Quando il 28 ottobre 2012, nel suo discorso della vittoria il neoeletto sindaco di San Paolo, Fernando Haddad, del Partido dos Trabalhadores di Dilma Rousseff e Lula, dichiarò che obiettivo centrale del suo mandato sarebbe stato “diminuire la grande disuguaglianza esistente nella nostra città, abbattere il muro della vergogna che separa la città ricca dalla città povera”, in pochi prestarono realmente attenzione alle sue parole, che parevano più un esercizio retorico tipico di quei momenti. Il Brasile viveva l’apice della impetuosa crescita dell’era lulista, e proprio sull’onda di questa il PT aveva riconquistato appunto il municipio della capitale paulista, di gran lunga la più popolosa, la più ricca e la più moderna delle megalopoli del paese.

Sembrava sanato il paradosso di un partito, il PT di Lula appunto, al governo nazionale da 10 anni, e tuttavia da tempo minoritario nei territori più sviluppati della federazione, che pure furono la sua culla, quando nel 1980 l’avanguardia della classe operaia, i settori più avanzati della chiesa cattolica e l’intellighenzia di sinistra si saldarono in un esperimento di grande originalità, un unicum mondiale, che – non senza una lunga e difficile traversata – sarebbe giunto al potere nel 2002 e appunto da 10 anni amministrava il paese garantendo forte crescita del reddito per i più poveri, pieno impiego e stabilità per tutti.

Sembrava sanato il paradosso che durante il doppio mandato di Lula aveva visto la base elettorale del partito spostarsi in modo sempre più evidente nel Nordest, negli stati come Bahia, Cearà, Pernambuco, Amazonas, Parà, quelli più arretrati, proprio mentre il Brasile scalava la classifica delle economie più dinamiche del mondo.

Due anni dopo, quel paradosso è più vivo che mai. Complice l’accidentato percorso della seconda metà del mandato di Dilma Rousseff (ricordiamo la brusca frenata dell’economia proprio nel 2012, l’onda di proteste a giugno 2013, le polemiche che hanno accompagnato i Mondiali, pur riusciti come evento, la persistente stagnazione economica unita a un’inflazione troppo alta per un paese che cresce così poco), il primo turno delle elezioni presidenziali, svoltosi domenica 5 ottobre, ci consegna un paese spaccato in due.

Con Dilma e il PT, con Lula, che della presidente in carica è padrino, sponsor e maggior “cabo eleitoral”, il 41,5% degli elettori, il peggior risultato dal 1998, quando proprio Lula perse contro il PSDB di Fernando Henrique Cardoso già al primo turno.
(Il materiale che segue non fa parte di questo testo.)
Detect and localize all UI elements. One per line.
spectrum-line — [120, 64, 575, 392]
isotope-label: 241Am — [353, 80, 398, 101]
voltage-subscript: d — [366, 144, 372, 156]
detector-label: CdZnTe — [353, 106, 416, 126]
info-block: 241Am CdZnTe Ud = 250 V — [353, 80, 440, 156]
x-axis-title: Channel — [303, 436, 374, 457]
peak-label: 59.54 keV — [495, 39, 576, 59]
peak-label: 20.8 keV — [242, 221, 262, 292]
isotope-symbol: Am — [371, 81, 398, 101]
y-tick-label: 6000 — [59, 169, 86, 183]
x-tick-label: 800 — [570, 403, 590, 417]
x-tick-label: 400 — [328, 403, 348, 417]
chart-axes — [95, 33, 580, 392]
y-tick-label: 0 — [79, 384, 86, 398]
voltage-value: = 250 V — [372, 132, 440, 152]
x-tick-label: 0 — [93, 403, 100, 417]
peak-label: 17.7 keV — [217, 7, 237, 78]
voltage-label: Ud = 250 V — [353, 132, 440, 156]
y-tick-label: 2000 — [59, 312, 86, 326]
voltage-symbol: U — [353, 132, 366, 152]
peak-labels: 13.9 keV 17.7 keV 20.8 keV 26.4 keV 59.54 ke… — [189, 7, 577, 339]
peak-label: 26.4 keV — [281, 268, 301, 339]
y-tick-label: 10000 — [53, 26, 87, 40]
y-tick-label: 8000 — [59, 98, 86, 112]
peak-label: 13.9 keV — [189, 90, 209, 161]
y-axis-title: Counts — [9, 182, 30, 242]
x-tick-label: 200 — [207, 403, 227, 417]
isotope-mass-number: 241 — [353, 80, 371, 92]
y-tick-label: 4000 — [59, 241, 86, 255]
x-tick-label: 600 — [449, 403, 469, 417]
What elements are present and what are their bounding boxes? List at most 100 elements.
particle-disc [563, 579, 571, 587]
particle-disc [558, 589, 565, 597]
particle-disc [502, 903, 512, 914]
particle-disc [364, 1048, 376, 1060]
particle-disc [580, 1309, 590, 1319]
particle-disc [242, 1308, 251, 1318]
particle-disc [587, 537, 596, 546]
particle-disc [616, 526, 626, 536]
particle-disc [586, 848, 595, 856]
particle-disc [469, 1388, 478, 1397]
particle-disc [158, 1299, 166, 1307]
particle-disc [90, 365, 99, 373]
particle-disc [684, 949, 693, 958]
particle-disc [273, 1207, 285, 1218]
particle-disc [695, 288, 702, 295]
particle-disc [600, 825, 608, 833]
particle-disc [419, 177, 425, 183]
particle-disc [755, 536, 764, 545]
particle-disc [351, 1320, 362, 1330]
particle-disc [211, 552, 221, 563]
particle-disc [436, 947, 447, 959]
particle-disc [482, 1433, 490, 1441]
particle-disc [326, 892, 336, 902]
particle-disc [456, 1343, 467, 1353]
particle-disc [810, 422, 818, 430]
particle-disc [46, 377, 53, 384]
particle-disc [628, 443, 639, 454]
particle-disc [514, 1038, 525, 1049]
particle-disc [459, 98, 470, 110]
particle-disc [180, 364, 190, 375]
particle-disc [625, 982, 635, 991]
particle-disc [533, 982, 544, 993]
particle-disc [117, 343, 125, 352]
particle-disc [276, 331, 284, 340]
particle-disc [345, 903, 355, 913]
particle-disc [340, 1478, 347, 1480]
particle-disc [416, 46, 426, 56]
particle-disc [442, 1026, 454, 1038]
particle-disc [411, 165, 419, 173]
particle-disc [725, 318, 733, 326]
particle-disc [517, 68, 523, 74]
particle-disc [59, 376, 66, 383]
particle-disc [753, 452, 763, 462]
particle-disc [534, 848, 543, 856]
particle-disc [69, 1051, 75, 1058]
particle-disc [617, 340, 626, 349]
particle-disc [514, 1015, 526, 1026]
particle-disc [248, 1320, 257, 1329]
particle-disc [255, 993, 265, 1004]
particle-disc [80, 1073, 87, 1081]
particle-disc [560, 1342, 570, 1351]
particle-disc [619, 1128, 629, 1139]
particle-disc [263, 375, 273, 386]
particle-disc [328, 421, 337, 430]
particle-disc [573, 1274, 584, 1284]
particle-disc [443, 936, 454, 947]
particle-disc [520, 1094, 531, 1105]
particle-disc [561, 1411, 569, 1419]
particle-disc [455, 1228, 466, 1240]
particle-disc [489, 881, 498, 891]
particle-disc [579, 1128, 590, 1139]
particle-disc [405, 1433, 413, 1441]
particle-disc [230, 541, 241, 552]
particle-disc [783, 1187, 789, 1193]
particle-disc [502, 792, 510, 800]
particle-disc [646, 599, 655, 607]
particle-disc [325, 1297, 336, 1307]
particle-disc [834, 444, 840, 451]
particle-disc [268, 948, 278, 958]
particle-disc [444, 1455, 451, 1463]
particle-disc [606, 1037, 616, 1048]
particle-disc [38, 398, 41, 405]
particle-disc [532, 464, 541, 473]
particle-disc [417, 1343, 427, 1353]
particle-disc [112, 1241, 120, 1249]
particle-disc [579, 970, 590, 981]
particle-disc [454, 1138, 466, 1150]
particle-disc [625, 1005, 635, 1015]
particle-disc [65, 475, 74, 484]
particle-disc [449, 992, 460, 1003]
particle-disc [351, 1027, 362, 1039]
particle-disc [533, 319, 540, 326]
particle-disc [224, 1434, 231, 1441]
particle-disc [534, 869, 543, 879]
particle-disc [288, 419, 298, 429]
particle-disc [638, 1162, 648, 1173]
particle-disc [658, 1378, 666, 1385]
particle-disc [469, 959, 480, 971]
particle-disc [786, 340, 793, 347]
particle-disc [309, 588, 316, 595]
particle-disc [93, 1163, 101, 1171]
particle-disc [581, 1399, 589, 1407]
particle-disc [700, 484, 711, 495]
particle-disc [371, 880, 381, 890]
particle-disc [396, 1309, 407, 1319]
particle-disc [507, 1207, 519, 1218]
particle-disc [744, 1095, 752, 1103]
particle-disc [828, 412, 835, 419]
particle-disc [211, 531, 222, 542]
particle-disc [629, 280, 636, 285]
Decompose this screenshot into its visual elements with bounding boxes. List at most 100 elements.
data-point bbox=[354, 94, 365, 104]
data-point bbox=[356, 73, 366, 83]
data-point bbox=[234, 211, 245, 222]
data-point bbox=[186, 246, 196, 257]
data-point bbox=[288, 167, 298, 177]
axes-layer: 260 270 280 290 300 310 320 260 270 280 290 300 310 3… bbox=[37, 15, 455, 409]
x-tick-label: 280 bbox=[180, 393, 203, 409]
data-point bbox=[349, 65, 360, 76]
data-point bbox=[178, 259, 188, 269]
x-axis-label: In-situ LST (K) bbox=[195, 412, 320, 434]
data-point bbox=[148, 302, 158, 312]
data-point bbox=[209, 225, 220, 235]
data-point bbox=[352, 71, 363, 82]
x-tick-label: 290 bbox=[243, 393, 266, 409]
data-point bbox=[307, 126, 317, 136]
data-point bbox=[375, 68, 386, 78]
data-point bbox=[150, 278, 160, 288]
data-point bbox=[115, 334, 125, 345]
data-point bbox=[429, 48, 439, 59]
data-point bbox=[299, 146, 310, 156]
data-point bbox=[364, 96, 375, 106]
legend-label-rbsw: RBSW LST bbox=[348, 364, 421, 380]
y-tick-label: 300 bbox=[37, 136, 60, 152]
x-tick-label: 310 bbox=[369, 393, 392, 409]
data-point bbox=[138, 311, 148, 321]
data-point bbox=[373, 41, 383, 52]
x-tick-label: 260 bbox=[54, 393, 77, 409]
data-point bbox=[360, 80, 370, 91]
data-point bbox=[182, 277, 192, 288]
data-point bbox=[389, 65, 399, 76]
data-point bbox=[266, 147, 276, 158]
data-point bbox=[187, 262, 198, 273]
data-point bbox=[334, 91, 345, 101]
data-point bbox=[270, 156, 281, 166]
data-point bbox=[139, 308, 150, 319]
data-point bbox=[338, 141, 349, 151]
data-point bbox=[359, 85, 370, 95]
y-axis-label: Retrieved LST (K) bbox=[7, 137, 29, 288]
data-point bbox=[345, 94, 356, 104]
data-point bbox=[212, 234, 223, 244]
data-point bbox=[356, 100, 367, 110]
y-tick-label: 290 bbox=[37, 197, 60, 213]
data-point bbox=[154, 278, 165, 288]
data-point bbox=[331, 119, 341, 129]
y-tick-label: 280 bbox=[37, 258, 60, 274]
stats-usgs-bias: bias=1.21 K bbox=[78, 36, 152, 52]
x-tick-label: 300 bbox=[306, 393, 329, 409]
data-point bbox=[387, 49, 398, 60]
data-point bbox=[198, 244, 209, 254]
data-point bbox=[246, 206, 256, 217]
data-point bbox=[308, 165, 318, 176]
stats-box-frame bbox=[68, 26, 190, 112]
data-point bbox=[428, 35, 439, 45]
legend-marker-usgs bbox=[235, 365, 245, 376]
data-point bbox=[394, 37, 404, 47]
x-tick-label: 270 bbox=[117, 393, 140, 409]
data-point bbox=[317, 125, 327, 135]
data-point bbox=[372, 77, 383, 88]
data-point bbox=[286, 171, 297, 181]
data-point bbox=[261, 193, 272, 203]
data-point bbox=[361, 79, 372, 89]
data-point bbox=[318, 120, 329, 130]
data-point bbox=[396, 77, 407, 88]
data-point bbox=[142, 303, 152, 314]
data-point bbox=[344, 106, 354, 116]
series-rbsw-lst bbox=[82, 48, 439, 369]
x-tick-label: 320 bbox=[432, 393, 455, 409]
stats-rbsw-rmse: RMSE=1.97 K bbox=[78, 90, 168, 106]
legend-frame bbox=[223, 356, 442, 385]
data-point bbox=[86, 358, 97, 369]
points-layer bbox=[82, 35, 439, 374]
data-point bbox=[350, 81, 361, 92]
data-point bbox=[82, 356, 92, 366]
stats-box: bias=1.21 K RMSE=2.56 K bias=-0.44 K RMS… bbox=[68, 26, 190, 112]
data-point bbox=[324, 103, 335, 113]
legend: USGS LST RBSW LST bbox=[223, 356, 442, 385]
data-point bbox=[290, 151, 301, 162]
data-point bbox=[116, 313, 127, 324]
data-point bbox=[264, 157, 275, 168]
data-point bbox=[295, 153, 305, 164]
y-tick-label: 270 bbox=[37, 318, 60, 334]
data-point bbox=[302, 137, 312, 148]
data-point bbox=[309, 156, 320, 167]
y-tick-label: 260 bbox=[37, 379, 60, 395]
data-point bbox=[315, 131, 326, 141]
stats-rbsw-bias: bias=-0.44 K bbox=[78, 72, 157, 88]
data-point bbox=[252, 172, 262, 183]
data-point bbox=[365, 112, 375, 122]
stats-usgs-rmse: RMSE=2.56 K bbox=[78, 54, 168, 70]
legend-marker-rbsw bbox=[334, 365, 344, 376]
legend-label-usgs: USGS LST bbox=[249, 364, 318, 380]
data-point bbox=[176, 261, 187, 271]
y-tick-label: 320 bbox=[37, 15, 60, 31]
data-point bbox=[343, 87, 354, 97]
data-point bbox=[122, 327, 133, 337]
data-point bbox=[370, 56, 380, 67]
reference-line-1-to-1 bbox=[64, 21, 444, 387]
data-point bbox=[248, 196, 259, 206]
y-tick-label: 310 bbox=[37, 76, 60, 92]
Con Aécio Neves e il suo PSDB il 33,5%, un risultato straordinario e sorprendente se paragonato ai sondaggi di pochi giorni prima, che lo vedevano lontano terzo rispetto a Dilma e Marina Silva, la leader ecologista e “candidata per caso”, subentrata a corsa iniziata a Eduardo Campos, scomparso in un incidente aereo a metà agosto. Un risultato che lo proietta verso il secondo turno (un’elezione completamente diversa, dove potrà contare su pari tempo nella propaganda tv e sull’appoggio di Marina Silva, che al primo turno ha raccolto il 21,3% e proprio ieri ha sciolto la riserva) con l’aura del favorito.

Ma al di là del dato numerico, ancora in piena evoluzione e tuttora aperto a ogni esito, quello che colpisce è la distribuzione per aree geografiche, classi di reddito e grado di istruzione degli elettori. Dilma e il PT prevalgono nel Nordest del Brasile (l’area meno sviluppata), tra i più poveri e tra i meno istruiti. Aécio Neves e il PSDB nel Sud (nello stato di San Paolo il suo collega di partito Geraldo Alckmin è stato rieletto al primo turno con ampio margine), tra i ceti più ricchi e più istruiti.

Due anni dopo il discorso di Fernando Haddad, il “muro della vergogna” denunciato da lui è più alto e robusto che mai. Ed è un peccato, perché questa spaccatura polarizza gli schieramenti elettorali lungo cleavages che rischiano di fare male al paese, che continua ad avere bisogno tanto delle politiche redistributive del PT, che incidano sulla disuguaglianza tanto e più di quanto fatto finora, quanto di quelle business friendly del PSDB, che rimettano in moto una macchina produttiva da troppo tempo ingolfata.